Hermes (John Lloyd Cruz) et Macabanty (Ronnie Lazaro), pivot central des forces de l’ordre corrompues du pays, sont prêts à mener une "guerre totale et sans limites contre la drogue", mais une guerre inutile rehaussée de paranoïa. Les deux hommes étaient autrefois complices, le premier était l’élève et le protégé du second, avant de participer à son arrestation pour corruption, découvrant tardivement son sens moral. Une fois sorti de prison, Macabanty va chercher à se venger de son ancien complice (rappelant avec force le texte de Dumas), complice qui traverse lui aussi une période difficile. Rongé par le psoriasis, il fait également l’objet d’une enquête pour violences conjugales. 
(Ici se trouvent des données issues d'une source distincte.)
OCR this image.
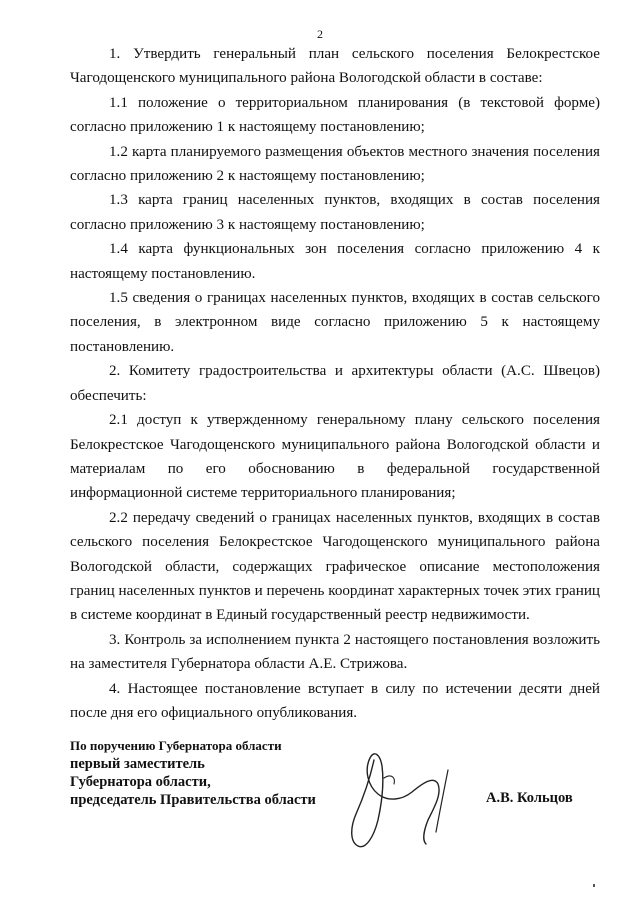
2

1. Утвердить генеральный план сельского поселения Белокрестское Чагодощенского муниципального района Вологодской области в составе:

1.1 положение о территориальном планирования (в текстовой форме) согласно приложению 1 к настоящему постановлению;

1.2 карта планируемого размещения объектов местного значения поселения согласно приложению 2 к настоящему постановлению;

1.3 карта границ населенных пунктов, входящих в состав поселения согласно приложению 3 к настоящему постановлению;

1.4 карта функциональных зон поселения согласно приложению 4 к настоящему постановлению.

1.5 сведения о границах населенных пунктов, входящих в состав сельского поселения, в электронном виде согласно приложению 5 к настоящему постановлению.

2. Комитету градостроительства и архитектуры области (А.С. Швецов) обеспечить:

2.1 доступ к утвержденному генеральному плану сельского поселения Белокрестское Чагодощенского муниципального района Вологодской области и материалам по его обоснованию в федеральной государственной информационной системе территориального планирования;

2.2 передачу сведений о границах населенных пунктов, входящих в состав сельского поселения Белокрестское Чагодощенского муниципального района Вологодской области, содержащих графическое описание местоположения границ населенных пунктов и перечень координат характерных точек этих границ в системе координат в Единый государственный реестр недвижимости.

3. Контроль за исполнением пункта 2 настоящего постановления возложить на заместителя Губернатора области А.Е. Стрижова.

4. Настоящее постановление вступает в силу по истечении десяти дней после дня его официального опубликования.

По поручению Губернатора области
первый заместитель
Губернатора области,
председатель Правительства области	А.В. Кольцов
Comme l’indique donc ce synopsis, Diaz a un talent certain pour dépeindre une certaine morosité, refusant à ses personnages toute identification morale de la part du public tout en faisant d’eux des personnages fascinants à regarder alors qu’ils nourrissent leurs tourments intérieurs. Et son talent pour ses digressions non narratives à donner la chair de poule est indéniable, lorsque, les mains sur le visage, nous voyons Macabanty pratiquer des rituels pervers sur les prostituées qu’il entraîne dans une chambre d’hôtel sordide. L’ampleur narrative de ce film nous emporte lentement et nous dévore, telle une tempête qui s’abat sur une plage déserte.

Quand les vagues se retirent est une coproduction des sociétés Epicmedia Productions (Philippines), Films Boutique (France), Rosa Filmes (Portugal) et Snowglobe Films (Danemark). Les ventes à l’étranger ont été confiées à Films Boutique.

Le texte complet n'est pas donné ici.